Acerca de la monstruosidad
Antes que una comedia cáustica a la manera de Todd Solondz (como se la encasilló apresuradamente en el Festival de Cannes), Polvo de estrellas es literalmente una película de monstruos, como quizá Cronenberg no hacía desde Festín desnudo.
Desde El ocaso de una vida (1950), del gran Billy Wilder, hasta The Canyons (2013), de Paul Schrader –injustamente ignorada en Argentina–, pasando por Como plaga de langosta (1974), sobre la novela de Nathanael West, ese mundo fuera del mundo que es Hollywood siempre fue visto desde adentro como un auténtico museo teratológico, una colección de aberraciones hechas de vanidad, egoísmo y lujuria. Y a esa galería viene a sumarse ahora Polvo de estrellas, una película que David Cronenberg y el guionista Bruce Wagner, un auténtico connoisseur de Beverly Hills (empezó trabajando de chofer de limusinas, como el personaje que interpreta Robert Pattinson), venían maliciando juntos hace años.
A priori, no es la típica película que podría esperarse del director de Una historia violenta, porque el humor vitriólico no suele ser su estilo, aunque en muchas de sus películas haya bastante más de qué reírse de lo que parece. Sin embargo, a poco de que se la piense, se diría que antes que una comedia cáustica a la manera de Todd Solondz (como se la encasilló apresuradamente en el Festival de Cannes), Maps to the Stars es literalmente una película de monstruos, como quizá Cronenberg no hacía desde Festín desnudo.

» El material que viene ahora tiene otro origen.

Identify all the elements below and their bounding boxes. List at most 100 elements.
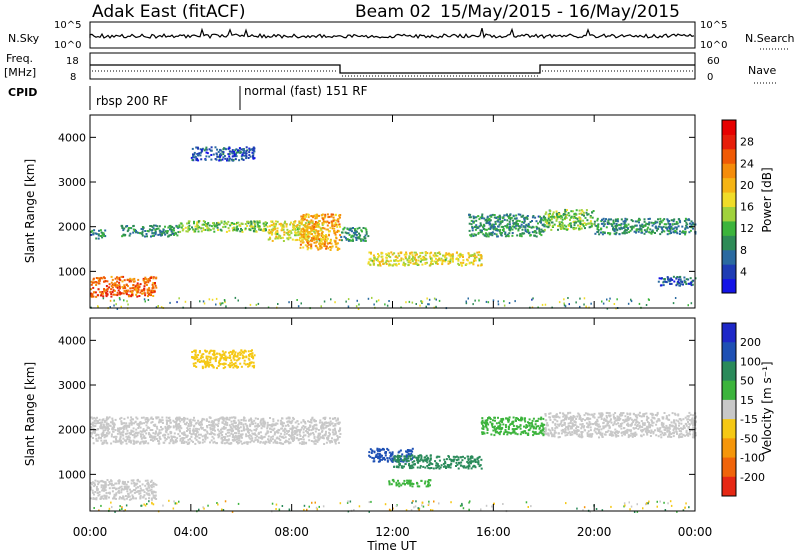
echo-cell	[201, 417, 204, 420]
echo-cell	[115, 437, 117, 440]
echo-cell	[459, 464, 462, 467]
echo-cell	[485, 228, 488, 231]
echo-cell	[304, 235, 306, 238]
echo-cell	[105, 423, 108, 426]
echo-cell	[401, 453, 404, 456]
echo-cell	[400, 484, 403, 487]
echo-cell	[590, 302, 592, 305]
echo-cell	[296, 420, 299, 423]
echo-cell	[457, 258, 460, 261]
echo-cell	[91, 491, 94, 494]
echo-cell	[118, 431, 121, 434]
echo-cell	[416, 263, 419, 266]
echo-cell	[654, 220, 657, 223]
echo-cell	[426, 461, 429, 464]
echo-cell	[672, 227, 675, 230]
echo-cell	[102, 434, 105, 437]
echo-cell	[333, 227, 336, 230]
echo-cell	[585, 211, 588, 214]
echo-cell	[670, 277, 673, 280]
echo-cell	[435, 257, 437, 260]
echo-cell	[488, 217, 491, 220]
echo-cell	[329, 242, 331, 245]
echo-cell	[202, 220, 205, 223]
echo-cell	[302, 236, 305, 239]
echo-cell	[186, 443, 189, 445]
echo-cell	[525, 224, 528, 227]
echo-cell	[465, 263, 468, 266]
echo-cell	[657, 280, 660, 283]
echo-cell	[127, 228, 130, 231]
echo-cell	[217, 422, 220, 425]
echo-cell	[297, 438, 300, 441]
echo-cell	[417, 256, 420, 259]
echo-cell	[544, 217, 547, 220]
echo-cell	[335, 237, 338, 240]
echo-cell	[235, 432, 238, 435]
echo-cell	[514, 428, 517, 430]
echo-cell	[531, 220, 533, 222]
echo-cell	[601, 233, 604, 236]
echo-cell	[191, 147, 194, 150]
echo-cell	[487, 301, 490, 304]
echo-cell	[416, 253, 418, 256]
echo-cell	[123, 426, 126, 428]
echo-cell	[332, 428, 335, 431]
echo-cell	[512, 222, 515, 225]
echo-cell	[452, 460, 455, 463]
echo-cell	[652, 222, 655, 224]
echo-cell	[160, 233, 163, 236]
echo-cell	[660, 220, 662, 223]
echo-cell	[239, 426, 242, 429]
echo-cell	[397, 252, 400, 255]
echo-cell	[211, 435, 214, 438]
echo-cell	[128, 495, 131, 498]
echo-cell	[427, 479, 430, 482]
echo-cell	[262, 436, 265, 439]
echo-cell	[426, 297, 428, 300]
colorbar-segment	[722, 235, 736, 251]
echo-cell	[631, 220, 634, 223]
echo-cell	[435, 305, 437, 308]
echo-cell	[525, 425, 528, 427]
echo-cell	[296, 425, 299, 428]
echo-cell	[450, 460, 453, 463]
echo-cell	[291, 228, 294, 231]
echo-cell	[269, 225, 271, 228]
echo-cell	[377, 253, 379, 255]
echo-cell	[318, 437, 321, 440]
echo-cell	[352, 235, 355, 238]
echo-cell	[196, 427, 199, 430]
echo-cell	[322, 242, 324, 245]
echo-cell	[260, 427, 263, 430]
echo-cell	[379, 264, 382, 267]
echo-cell	[105, 295, 108, 298]
echo-cell	[129, 277, 132, 280]
echo-cell	[449, 259, 452, 262]
echo-cell	[165, 419, 168, 422]
echo-cell	[478, 218, 481, 221]
echo-cell	[145, 421, 148, 423]
echo-cell	[193, 153, 196, 156]
echo-cell	[152, 282, 155, 284]
echo-cell	[219, 417, 221, 420]
echo-cell	[134, 482, 136, 485]
echo-cell	[431, 259, 433, 262]
echo-cell	[589, 222, 592, 225]
echo-cell	[654, 222, 657, 225]
echo-cell	[692, 223, 695, 226]
echo-cell	[586, 213, 589, 216]
echo-cell	[481, 431, 484, 434]
echo-cell	[457, 259, 460, 262]
echo-cell	[337, 218, 340, 220]
echo-cell	[220, 416, 223, 419]
echo-cell	[233, 153, 236, 156]
echo-cell	[658, 220, 661, 223]
echo-cell	[449, 253, 452, 256]
echo-cell	[373, 256, 376, 259]
echo-cell	[531, 231, 534, 234]
echo-cell	[579, 220, 582, 222]
echo-cell	[180, 441, 183, 444]
echo-cell	[151, 429, 154, 431]
echo-cell	[264, 422, 267, 425]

Monstruos. Eso y no otra cosa son todos y cada uno de los personajes que habitan el Hollywood de Polvo de estrellas. Empezando por Havana Segrand, esa actriz famosa pero –a causa de su edad– en peligroso proceso de olvido y declive, una suerte de Norma Desmond (el personaje de Gloria Swanson en Sunset Boulevard) del siglo XXI, que interpreta sin red la gran Julianne Moore, rodeada de cremas, almohadones y pastillas. Havana vive tan recluida en su propio ego –más grande aun que su inmensa mansión– que cuando gana el papel que anhelaba más que nada en el mundo, porque la actriz original, de quien se dice su amiga, acaba de perder ahogado a su pequeño hijo, ella no tiene otra reacción que ponerse a bailar feliz alrededor de su piscina, seguramente idéntica a tantas en Hollywood y a la que causó la muerte del chico.

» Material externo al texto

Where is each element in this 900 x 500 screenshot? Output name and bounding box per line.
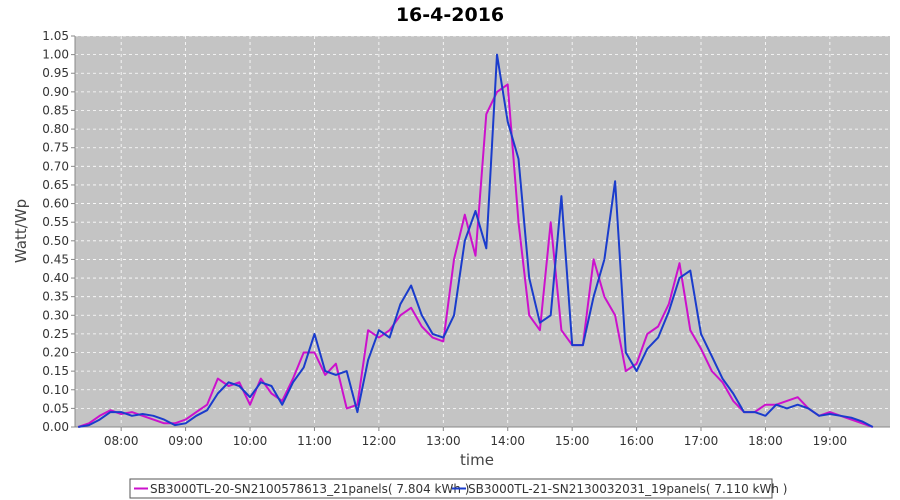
x-tick-label: 17:00 <box>684 434 719 448</box>
x-tick-label: 08:00 <box>104 434 139 448</box>
x-tick-label: 18:00 <box>748 434 783 448</box>
chart-title: 16-4-2016 <box>396 4 504 26</box>
x-tick-label: 10:00 <box>233 434 268 448</box>
y-tick-label: 0.05 <box>42 401 69 415</box>
legend-label: SB3000TL-20-SN2100578613_21panels( 7.804… <box>150 482 469 496</box>
y-tick-label: 0.60 <box>42 197 69 211</box>
x-tick-label: 13:00 <box>426 434 461 448</box>
y-tick-label: 0.00 <box>42 420 69 434</box>
x-tick-label: 14:00 <box>490 434 525 448</box>
series-line <box>77 83 874 428</box>
x-tick-label: 16:00 <box>619 434 654 448</box>
y-tick-label: 0.50 <box>42 234 69 248</box>
y-tick-label: 0.40 <box>42 271 69 285</box>
y-tick-label: 0.30 <box>42 308 69 322</box>
y-tick-label: 0.90 <box>42 85 69 99</box>
y-tick-label: 0.75 <box>42 141 69 155</box>
legend-label: SB3000TL-21-SN2130032031_19panels( 7.110… <box>468 482 787 496</box>
plot-area <box>75 36 890 427</box>
x-tick-label: 15:00 <box>555 434 590 448</box>
y-tick-label: 0.10 <box>42 383 69 397</box>
y-tick-label: 1.00 <box>42 48 69 62</box>
y-tick-label: 0.55 <box>42 215 69 229</box>
y-tick-label: 0.20 <box>42 346 69 360</box>
legend-box <box>129 478 773 499</box>
y-tick-label: 0.35 <box>42 290 69 304</box>
x-tick-label: 11:00 <box>297 434 332 448</box>
y-tick-label: 0.85 <box>42 103 69 117</box>
y-tick-label: 0.65 <box>42 178 69 192</box>
x-tick-label: 19:00 <box>813 434 848 448</box>
y-tick-label: 0.80 <box>42 122 69 136</box>
x-tick-label: 12:00 <box>362 434 397 448</box>
y-tick-label: 1.05 <box>42 29 69 43</box>
y-tick-label: 0.15 <box>42 364 69 378</box>
y-axis-label: Watt/Wp <box>12 199 30 263</box>
y-tick-label: 0.70 <box>42 159 69 173</box>
x-tick-label: 09:00 <box>168 434 203 448</box>
y-tick-label: 0.95 <box>42 66 69 80</box>
x-axis-label: time <box>460 451 494 469</box>
y-tick-label: 0.25 <box>42 327 69 341</box>
series-line <box>78 53 874 428</box>
y-tick-label: 0.45 <box>42 252 69 266</box>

Como en un siniestro, asfixiante círculo cerrado, o una pesadilla de la cual no se puede despertar, en Maps to the Stars todos se conocen y se tratan socialmente: todos tienen a la misma representante, todos filman en el mismo estudio y todos asisten a las mismas, odiosas fiestas. Y todos se atienden con el doctor Stafford Weiss (John Cusack), una extraña mezcla de quiropráctico, analista freudiano y gurú espiritual, autor de varios best sellers de autoayuda, entre los cuales el más famoso se titula, no casualmente, Secret Kills (Los secretos matan).

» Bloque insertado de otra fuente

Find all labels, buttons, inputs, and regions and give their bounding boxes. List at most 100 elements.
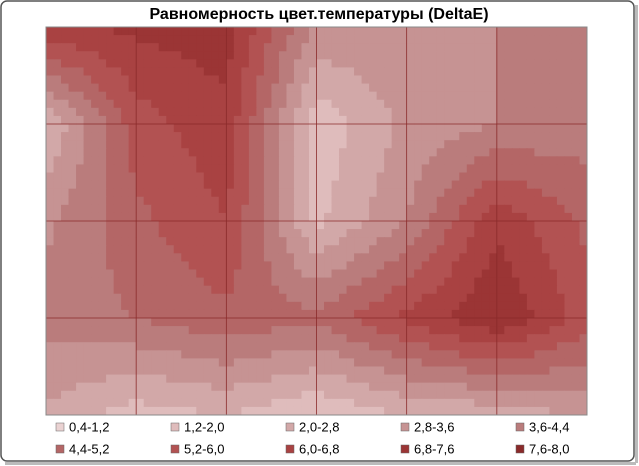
- contour-cell: [369, 196, 378, 206]
- contour-cell: [301, 406, 310, 416]
- contour-cell: [308, 59, 317, 68]
- contour-cell: [143, 326, 152, 335]
- contour-cell: [451, 51, 460, 60]
- contour-cell: [181, 180, 190, 190]
- contour-cell: [128, 204, 137, 214]
- contour-cell: [406, 253, 415, 262]
- contour-cell: [218, 334, 227, 343]
- contour-cell: [53, 269, 62, 279]
- contour-cell: [369, 212, 378, 222]
- contour-cell: [211, 237, 220, 246]
- contour-cell: [121, 269, 130, 279]
- contour-cell: [203, 164, 212, 173]
- contour-cell: [526, 398, 535, 408]
- contour-cell: [166, 188, 175, 198]
- contour-cell: [324, 221, 333, 230]
- contour-cell: [504, 99, 513, 109]
- contour-cell: [293, 148, 302, 157]
- contour-cell: [241, 350, 250, 359]
- contour-cell: [91, 358, 100, 367]
- contour-cell: [286, 229, 295, 238]
- contour-cell: [384, 204, 393, 214]
- contour-cell: [436, 107, 445, 117]
- contour-cell: [173, 124, 182, 133]
- legend-swatch: [170, 444, 180, 454]
- contour-cell: [399, 51, 408, 60]
- contour-cell: [278, 366, 287, 376]
- contour-cell: [233, 27, 242, 36]
- contour-cell: [361, 366, 370, 376]
- contour-cell: [226, 91, 235, 101]
- contour-cell: [339, 35, 348, 44]
- contour-cell: [526, 172, 535, 182]
- contour-cell: [556, 148, 565, 157]
- contour-cell: [376, 35, 385, 44]
- contour-cell: [53, 350, 62, 359]
- contour-cell: [91, 99, 100, 109]
- contour-cell: [121, 156, 130, 165]
- contour-cell: [354, 253, 363, 262]
- contour-cell: [331, 59, 340, 68]
- contour-cell: [151, 253, 160, 262]
- contour-cell: [406, 75, 415, 85]
- contour-cell: [286, 156, 295, 165]
- contour-cell: [451, 318, 460, 327]
- contour-cell: [173, 221, 182, 230]
- contour-cell: [526, 204, 535, 214]
- contour-cell: [421, 229, 430, 238]
- contour-cell: [564, 237, 573, 246]
- contour-cell: [286, 309, 295, 319]
- contour-cell: [151, 229, 160, 238]
- contour-cell: [541, 43, 550, 52]
- contour-cell: [83, 398, 92, 408]
- contour-cell: [579, 35, 588, 44]
- contour-cell: [369, 107, 378, 117]
- contour-cell: [128, 75, 137, 85]
- contour-cell: [113, 115, 122, 125]
- contour-cell: [278, 83, 287, 93]
- contour-cell: [83, 115, 92, 125]
- contour-cell: [504, 318, 513, 327]
- contour-cell: [444, 245, 453, 254]
- contour-cell: [241, 285, 250, 295]
- contour-cell: [421, 366, 430, 376]
- contour-cell: [46, 59, 55, 68]
- contour-cell: [91, 309, 100, 319]
- contour-cell: [466, 342, 475, 351]
- legend-label: 6,0-6,8: [299, 441, 339, 456]
- contour-cell: [549, 293, 558, 303]
- contour-cell: [436, 390, 445, 400]
- contour-cell: [256, 196, 265, 206]
- contour-cell: [556, 188, 565, 198]
- contour-cell: [526, 358, 535, 367]
- contour-cell: [91, 285, 100, 295]
- contour-cell: [128, 164, 137, 173]
- contour-cell: [519, 293, 528, 303]
- contour-cell: [421, 277, 430, 287]
- contour-cell: [181, 172, 190, 182]
- contour-cell: [136, 83, 145, 93]
- contour-cell: [301, 83, 310, 93]
- contour-cell: [369, 156, 378, 165]
- contour-cell: [143, 196, 152, 206]
- contour-cell: [211, 309, 220, 319]
- contour-cell: [256, 406, 265, 416]
- contour-cell: [489, 67, 498, 76]
- contour-cell: [481, 293, 490, 303]
- contour-cell: [384, 261, 393, 270]
- contour-cell: [354, 229, 363, 238]
- contour-cell: [241, 164, 250, 173]
- contour-cell: [113, 188, 122, 198]
- contour-cell: [98, 59, 107, 68]
- contour-cell: [211, 342, 220, 351]
- contour-cell: [534, 188, 543, 198]
- contour-cell: [188, 366, 197, 376]
- contour-cell: [451, 124, 460, 133]
- contour-cell: [248, 212, 257, 222]
- contour-cell: [324, 43, 333, 52]
- contour-cell: [53, 334, 62, 343]
- contour-cell: [489, 180, 498, 190]
- contour-cell: [106, 358, 115, 367]
- contour-cell: [256, 115, 265, 125]
- contour-cell: [83, 269, 92, 279]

Sucede que el doctor tiene más de un secreto guardado en sus armarios, empezando por una hija desfigurada y pirómana, dispuesta a volver a las andadas (la australiana Mia Wasikowska), y siguiendo por un hijo atroz, estrella absoluta del universo teen (Evan Bird). Esta suerte de Justin Bieber reloaded, en la intimidad no sólo es el adolescente más repugnante y despreciable que pueda imaginarse. También puede llegar a ahorcar –por qué no– a un niño actor, a quien supone un rival en su carrera a la estratosfera del dinero y de la celebridad. Y si todo esto parece poco, ni se les ocurra imaginar para qué puede servir un macizo Golden Globe en manos de una chica con problemas para controlar su ira reprimida.
Como siempre en el cine de Cronenberg, sus planos parecen cápsulas cerradas, compartimentos estancos, donde sus personajes aparentan ser menos de carne y hueso que proyecciones malignas del inconsciente. Y para ratificarlo, en Maps to the Stars hasta fantasmas hay, filmados por el virtuoso fotógrafo Peter Suschitzky (operador habitual de Cronenberg) como si hubiera utilizado como modelo esa luz enceguecedora de las piscinas de Beverly Hills que pintó David Hockney, pero con esa estética tan pop de Hollywood transfigurada por unas pinceladas góticas, tan oscuras como las limusinas con vidrios polarizados detrás de los cuales se ocultan el miedo, la codicia y la desesperación por la fama.